The National Safety Council urges Americans to drive defensively and designate a sober driver to help prevent about 398 deaths and another 45,300 serious injuries on U.S. roadways during the upcoming Labor Day holiday period. The Labor Day holiday begins at 6 p.m. Friday, August 30, and ends at 11:59 p.m. Monday, Sept. 2.

The estimate is the lowest the Council has issued for the three-day Labor Day holiday period since 2015, mirroring an overall national trend that shows fatalities are down 3 percent through the first six months of 2019 compared with the same time frame last year.

"Labor Day marks the unofficial end of summer, and many families will travel for those last-minute vacations," said Lorraine M. Martin, president and CEO of the National Safety Council. "We want that last hurrah to be fun, not fatal. When you are on the roads, be alert, drive defensively and keep one another safe."

Alcohol often is a major factor in fatal crashes during holiday weekends, including Labor Day. In 2017—the most recent year for data—36 percent of fatal crashes involved an alcohol-impaired driver or motorcycle rider.
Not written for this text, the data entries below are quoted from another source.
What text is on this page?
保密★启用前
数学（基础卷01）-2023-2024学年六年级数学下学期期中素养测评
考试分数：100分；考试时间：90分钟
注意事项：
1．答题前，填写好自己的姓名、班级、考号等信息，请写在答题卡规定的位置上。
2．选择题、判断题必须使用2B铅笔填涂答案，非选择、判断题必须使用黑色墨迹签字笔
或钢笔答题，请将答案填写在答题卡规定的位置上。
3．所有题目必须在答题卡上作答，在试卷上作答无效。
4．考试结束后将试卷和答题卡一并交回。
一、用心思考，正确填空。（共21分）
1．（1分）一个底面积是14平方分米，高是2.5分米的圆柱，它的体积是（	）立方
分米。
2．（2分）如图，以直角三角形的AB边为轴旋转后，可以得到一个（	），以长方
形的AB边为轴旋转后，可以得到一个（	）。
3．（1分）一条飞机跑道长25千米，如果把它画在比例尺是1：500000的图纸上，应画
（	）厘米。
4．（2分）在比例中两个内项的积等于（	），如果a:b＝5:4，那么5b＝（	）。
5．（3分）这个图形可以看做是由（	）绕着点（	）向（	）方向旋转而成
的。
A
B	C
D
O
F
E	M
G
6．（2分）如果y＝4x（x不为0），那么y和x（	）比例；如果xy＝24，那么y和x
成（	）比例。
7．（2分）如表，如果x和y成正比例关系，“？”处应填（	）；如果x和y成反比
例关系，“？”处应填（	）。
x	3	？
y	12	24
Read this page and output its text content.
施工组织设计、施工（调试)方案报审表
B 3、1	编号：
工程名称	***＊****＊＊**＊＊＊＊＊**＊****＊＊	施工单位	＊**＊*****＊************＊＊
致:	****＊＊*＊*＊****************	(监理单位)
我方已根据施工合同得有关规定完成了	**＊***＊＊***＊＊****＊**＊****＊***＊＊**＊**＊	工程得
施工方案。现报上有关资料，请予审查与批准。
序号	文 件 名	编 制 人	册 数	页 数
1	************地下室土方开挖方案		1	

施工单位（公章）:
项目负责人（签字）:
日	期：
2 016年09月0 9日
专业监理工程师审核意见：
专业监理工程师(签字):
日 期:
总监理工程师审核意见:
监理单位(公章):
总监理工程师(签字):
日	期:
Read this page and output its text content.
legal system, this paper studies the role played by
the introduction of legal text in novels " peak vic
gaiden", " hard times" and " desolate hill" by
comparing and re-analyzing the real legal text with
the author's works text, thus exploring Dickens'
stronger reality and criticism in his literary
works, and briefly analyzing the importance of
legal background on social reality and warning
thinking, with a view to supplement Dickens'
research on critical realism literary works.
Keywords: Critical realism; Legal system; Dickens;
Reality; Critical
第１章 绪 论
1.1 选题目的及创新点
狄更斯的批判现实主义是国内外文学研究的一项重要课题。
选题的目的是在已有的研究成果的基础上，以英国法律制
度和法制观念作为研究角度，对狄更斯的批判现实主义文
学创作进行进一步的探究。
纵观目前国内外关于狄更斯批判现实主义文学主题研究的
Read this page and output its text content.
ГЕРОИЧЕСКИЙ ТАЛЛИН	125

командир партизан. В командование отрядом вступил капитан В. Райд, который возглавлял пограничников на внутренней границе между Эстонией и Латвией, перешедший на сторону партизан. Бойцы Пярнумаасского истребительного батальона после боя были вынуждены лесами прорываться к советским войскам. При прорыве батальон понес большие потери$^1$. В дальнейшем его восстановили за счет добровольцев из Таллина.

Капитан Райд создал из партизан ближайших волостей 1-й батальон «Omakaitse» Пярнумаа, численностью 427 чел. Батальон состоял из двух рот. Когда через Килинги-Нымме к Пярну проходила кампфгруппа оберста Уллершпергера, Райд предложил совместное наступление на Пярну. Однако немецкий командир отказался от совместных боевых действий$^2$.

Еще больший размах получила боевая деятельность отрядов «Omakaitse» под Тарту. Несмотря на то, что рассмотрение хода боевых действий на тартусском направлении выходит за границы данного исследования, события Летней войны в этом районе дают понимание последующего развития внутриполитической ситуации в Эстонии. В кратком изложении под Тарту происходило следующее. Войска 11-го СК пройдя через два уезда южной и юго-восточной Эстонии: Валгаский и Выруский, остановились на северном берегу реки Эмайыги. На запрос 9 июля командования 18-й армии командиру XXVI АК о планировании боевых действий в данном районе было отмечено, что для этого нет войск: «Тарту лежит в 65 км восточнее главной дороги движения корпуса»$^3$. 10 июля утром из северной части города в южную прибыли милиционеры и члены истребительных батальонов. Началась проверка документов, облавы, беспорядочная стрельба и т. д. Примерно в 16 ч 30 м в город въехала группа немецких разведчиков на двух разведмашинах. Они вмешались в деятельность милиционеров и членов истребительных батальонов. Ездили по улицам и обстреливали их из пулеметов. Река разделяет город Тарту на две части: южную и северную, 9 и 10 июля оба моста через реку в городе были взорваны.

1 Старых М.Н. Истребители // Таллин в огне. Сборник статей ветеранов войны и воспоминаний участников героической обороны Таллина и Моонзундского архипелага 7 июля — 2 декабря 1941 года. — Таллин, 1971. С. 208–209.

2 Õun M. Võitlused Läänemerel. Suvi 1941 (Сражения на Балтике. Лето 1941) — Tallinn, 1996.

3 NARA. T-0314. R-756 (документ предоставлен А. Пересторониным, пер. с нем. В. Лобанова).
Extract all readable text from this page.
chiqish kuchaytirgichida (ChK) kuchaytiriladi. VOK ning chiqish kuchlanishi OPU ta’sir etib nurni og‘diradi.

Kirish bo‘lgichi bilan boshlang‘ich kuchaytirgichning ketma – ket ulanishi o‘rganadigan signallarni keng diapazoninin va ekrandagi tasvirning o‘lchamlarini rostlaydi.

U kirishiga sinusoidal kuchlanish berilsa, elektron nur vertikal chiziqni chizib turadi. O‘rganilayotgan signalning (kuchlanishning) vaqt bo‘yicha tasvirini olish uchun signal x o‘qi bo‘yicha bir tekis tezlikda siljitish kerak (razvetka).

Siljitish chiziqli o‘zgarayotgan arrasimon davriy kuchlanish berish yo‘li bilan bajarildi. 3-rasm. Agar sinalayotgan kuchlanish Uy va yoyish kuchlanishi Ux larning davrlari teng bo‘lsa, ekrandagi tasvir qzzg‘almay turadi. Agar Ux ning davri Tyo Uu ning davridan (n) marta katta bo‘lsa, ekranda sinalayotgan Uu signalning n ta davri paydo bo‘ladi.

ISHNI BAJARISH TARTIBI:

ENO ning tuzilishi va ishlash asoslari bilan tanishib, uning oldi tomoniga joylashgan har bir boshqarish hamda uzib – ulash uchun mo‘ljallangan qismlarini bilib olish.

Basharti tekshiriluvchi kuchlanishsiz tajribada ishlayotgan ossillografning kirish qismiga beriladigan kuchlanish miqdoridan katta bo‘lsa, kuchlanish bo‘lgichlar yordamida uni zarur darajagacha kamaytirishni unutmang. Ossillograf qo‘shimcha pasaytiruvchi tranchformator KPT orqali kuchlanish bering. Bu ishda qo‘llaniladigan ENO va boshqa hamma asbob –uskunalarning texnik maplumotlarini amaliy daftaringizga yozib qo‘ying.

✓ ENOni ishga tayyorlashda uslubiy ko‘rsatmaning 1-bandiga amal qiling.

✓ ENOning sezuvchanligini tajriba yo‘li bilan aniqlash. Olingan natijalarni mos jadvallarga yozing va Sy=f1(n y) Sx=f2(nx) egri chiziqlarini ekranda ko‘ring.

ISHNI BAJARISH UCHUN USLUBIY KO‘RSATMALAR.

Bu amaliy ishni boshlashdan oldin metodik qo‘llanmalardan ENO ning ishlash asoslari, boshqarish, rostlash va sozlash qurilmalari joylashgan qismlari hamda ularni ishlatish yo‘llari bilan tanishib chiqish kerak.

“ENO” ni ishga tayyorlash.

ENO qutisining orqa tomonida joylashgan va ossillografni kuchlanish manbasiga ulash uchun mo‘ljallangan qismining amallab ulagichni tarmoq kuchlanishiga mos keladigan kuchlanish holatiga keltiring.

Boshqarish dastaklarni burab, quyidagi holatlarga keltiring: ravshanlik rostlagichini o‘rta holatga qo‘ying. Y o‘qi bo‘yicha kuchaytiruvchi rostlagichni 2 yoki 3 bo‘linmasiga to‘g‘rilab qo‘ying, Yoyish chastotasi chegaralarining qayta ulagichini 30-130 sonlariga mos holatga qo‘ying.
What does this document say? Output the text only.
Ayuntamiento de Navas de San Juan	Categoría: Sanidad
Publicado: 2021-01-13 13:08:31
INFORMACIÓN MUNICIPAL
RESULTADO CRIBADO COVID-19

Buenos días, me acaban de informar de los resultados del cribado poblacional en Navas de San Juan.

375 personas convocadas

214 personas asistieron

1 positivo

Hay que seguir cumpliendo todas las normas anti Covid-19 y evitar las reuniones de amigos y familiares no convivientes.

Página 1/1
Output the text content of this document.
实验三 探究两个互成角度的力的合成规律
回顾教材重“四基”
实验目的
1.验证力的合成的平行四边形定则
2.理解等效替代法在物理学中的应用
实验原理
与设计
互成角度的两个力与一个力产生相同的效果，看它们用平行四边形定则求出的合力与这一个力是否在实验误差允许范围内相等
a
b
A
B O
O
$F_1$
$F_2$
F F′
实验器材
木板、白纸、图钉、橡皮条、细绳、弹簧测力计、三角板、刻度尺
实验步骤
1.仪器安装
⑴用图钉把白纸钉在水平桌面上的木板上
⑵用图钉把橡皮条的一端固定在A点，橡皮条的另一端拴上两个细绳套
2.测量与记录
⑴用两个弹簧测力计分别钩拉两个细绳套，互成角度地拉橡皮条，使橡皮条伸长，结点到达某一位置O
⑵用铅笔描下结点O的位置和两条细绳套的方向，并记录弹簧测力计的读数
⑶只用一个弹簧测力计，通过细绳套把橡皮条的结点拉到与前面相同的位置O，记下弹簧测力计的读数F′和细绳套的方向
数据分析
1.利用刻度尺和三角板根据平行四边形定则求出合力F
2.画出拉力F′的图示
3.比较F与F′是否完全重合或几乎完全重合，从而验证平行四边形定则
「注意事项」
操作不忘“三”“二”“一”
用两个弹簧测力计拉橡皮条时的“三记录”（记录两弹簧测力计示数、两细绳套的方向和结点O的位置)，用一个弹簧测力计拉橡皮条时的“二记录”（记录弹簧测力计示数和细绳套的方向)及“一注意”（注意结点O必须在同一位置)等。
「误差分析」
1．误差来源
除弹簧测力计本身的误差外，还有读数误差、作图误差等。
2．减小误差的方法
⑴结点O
Tips for safer Labor Day travel include:

  1. Practice defensive driving. Buckle up, designate a sober driver or arrange alternative transportation, get plenty of sleep to avoid fatigue, and drive attentively, avoiding distractions.
  2. Recognize the dangers of drugged driving, including impairment from cannabis and opioids.
  3. Stay engaged in teens' driving habits.
  4. Learn about your vehicle's safety systems and how to use them.
  5. Fix recalls immediately. Visit here to ensure your vehicle does not have an open recall.
  6. Ask lawmakers and state leaders to protect travelers on state roadways. The NSC State of Safety report shows which states have the strongest and weakest traffic safety laws.
  7. Get involved in the Road to Zero Coalition, a group of over 900 organizations across the country focused on eliminating roadway deaths by 2050.